2. Break the problem down. Use a visual technique, like diagramming. For Innosight, this meant mapping each part of the MDR-TB drug supply chain. They then were able to literally see all of the barriers to effective distribution. All told, they identified 12 barriers.
3. Make the problem personal. How do you make a business problem personal? By getting down in the trenches and observing the individuals who are affected by the problem (and who would also be affected by your proposed solutions). "The goal is to make it as real as possible to the people who will be generating ideas," they write.
4. Seek the perspectives of outsiders. In other words, don't solve the problem in a vacuum. In this case, Innosight and its partners sought out public health experts, retail supply chain managers, and technology experts. "Having supply chain experts in each breakout group allowed us to make connections very quickly between specific chokepoints in the MDR-TB system and other supply chains where similar problems have been solved," they note.
5. Diverge before you converge. You want to breed some conflict into your discussions. Otherwise--as we all know--a meeting can quickly devolve into a time waster, where precious minutes are lost on the first ideas to be voiced, rather than what might be the best ideas. The solution? "Start by asking participants to write down as many ideas as they can individually for five to 10 minutes. In our experience, the technique has two benefits. First, it gives introverts--who may be shy about sharing their suggestions in a larger group setting--a chance to maximize their contribution. Second, having lots of ideas on paper before the discussion begins prevents the group from rallying around any specific solution too soon."

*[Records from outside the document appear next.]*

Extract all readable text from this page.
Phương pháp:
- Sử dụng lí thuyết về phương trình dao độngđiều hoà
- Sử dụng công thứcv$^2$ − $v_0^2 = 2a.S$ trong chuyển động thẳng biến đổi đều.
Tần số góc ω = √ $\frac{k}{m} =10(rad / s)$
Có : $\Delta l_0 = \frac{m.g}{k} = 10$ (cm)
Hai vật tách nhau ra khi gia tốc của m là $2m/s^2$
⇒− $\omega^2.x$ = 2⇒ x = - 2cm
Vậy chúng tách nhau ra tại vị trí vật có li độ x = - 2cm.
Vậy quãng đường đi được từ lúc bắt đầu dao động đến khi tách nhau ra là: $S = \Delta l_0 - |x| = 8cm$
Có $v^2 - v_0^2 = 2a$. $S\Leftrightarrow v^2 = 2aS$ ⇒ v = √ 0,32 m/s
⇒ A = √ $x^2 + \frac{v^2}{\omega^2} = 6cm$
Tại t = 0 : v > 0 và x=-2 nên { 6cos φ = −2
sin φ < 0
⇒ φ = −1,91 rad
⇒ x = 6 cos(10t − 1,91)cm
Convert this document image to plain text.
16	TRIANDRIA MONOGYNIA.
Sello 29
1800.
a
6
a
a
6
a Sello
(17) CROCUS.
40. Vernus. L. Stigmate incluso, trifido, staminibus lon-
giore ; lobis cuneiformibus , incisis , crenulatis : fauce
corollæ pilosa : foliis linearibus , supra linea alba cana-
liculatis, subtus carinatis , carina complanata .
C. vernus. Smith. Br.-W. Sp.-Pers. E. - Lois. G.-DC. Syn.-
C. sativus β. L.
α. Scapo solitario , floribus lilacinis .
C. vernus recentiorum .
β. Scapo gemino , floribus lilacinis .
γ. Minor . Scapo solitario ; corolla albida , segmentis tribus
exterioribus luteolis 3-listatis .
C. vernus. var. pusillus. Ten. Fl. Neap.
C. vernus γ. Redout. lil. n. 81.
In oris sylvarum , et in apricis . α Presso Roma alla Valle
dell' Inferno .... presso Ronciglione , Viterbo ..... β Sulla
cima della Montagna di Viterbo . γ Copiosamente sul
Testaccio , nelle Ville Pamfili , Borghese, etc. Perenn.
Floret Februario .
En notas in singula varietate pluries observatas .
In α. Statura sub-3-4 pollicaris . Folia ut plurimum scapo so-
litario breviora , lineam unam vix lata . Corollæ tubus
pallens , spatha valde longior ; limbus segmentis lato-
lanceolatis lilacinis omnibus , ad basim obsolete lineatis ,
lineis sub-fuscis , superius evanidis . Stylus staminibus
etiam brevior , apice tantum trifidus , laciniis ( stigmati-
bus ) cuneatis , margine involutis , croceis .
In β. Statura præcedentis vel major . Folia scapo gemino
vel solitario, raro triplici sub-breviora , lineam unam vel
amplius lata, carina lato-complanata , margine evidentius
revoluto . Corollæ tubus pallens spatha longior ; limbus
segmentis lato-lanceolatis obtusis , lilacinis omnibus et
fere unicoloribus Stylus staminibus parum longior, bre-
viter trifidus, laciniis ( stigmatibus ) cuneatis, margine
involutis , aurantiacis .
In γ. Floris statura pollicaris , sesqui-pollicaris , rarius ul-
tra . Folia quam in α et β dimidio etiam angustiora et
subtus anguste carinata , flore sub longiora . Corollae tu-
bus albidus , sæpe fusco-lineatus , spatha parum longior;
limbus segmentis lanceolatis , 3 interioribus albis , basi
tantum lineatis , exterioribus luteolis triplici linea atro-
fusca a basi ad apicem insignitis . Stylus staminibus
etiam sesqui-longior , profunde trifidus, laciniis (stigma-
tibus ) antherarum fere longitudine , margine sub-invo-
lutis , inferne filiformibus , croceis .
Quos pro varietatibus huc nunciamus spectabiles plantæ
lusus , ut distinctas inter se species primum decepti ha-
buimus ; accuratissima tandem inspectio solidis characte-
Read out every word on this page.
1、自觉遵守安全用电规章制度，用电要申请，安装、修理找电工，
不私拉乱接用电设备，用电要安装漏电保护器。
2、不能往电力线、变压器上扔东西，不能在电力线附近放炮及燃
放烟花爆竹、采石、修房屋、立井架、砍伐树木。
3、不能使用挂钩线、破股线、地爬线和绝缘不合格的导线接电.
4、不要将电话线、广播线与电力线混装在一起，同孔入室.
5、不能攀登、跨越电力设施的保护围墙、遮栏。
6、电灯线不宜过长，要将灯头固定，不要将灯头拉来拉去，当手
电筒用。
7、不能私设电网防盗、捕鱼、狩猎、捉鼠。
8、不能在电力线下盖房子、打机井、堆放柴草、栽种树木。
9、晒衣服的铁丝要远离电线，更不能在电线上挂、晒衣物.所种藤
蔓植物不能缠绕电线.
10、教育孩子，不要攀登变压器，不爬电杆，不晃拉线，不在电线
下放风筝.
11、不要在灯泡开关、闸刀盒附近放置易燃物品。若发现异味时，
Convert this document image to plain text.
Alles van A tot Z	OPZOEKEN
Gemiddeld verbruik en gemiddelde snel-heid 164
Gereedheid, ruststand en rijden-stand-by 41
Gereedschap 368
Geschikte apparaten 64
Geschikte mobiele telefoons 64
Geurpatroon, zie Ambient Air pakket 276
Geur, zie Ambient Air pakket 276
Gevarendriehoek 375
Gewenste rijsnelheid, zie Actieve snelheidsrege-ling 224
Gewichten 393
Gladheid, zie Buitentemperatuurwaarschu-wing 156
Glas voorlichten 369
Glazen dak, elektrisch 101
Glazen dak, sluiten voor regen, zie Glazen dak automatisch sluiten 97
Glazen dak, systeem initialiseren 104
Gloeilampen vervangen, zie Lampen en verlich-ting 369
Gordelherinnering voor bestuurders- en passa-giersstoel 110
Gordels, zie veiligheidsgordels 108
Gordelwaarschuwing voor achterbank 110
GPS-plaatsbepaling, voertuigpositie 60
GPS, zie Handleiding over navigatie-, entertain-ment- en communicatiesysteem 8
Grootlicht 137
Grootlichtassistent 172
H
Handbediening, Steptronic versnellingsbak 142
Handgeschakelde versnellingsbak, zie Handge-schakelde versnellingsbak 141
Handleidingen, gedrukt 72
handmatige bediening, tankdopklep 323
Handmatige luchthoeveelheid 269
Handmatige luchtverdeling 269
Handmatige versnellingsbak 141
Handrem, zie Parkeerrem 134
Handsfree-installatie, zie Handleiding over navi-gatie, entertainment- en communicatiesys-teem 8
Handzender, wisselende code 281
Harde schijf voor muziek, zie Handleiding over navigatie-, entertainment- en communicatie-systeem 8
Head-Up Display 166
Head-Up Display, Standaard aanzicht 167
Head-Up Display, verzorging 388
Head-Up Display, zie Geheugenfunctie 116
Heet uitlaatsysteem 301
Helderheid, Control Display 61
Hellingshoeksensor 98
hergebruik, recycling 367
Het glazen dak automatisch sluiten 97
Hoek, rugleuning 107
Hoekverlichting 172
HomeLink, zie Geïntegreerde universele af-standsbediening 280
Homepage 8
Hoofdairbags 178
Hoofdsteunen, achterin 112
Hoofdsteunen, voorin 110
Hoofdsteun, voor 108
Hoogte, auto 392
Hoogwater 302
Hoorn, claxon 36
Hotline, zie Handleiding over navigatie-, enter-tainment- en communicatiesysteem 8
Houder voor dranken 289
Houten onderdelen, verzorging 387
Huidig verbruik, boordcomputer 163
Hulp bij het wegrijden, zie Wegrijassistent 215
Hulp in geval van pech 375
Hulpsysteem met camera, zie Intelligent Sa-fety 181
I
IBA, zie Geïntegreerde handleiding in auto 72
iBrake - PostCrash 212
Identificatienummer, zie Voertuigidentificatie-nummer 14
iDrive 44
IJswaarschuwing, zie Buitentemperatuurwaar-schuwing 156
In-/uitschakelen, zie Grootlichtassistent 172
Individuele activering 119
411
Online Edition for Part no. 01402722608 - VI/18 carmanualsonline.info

6. Create "idea resumes." An idea resume is one-page document listing the following attributes: how customers will learn about it or access it; what resources or processes are needed to make it a reality; and how the solution will achieve economic sustainability. The benefit of idea resumes is that (when they're finished) they allow all involved parties to scan and share ideas, in a way that invites "apples-to-apples" comparisons and "ensures that ideas are evaluated on their merits rather than on how well they are pitched."
7. Create a plan to learn. Your ideas, no matter how pristine they appear on their "resumes," will all contain assumptions that need testing. So the seventh step is to design these tests, and to spell out what you aim to learn from them. "And for businesses hoping to translate ideas into action," note the authors, "this is where the real work begins."
The MIT Sloan Management Review article, which is called "The Discipline of Creativity," has more details on all seven steps.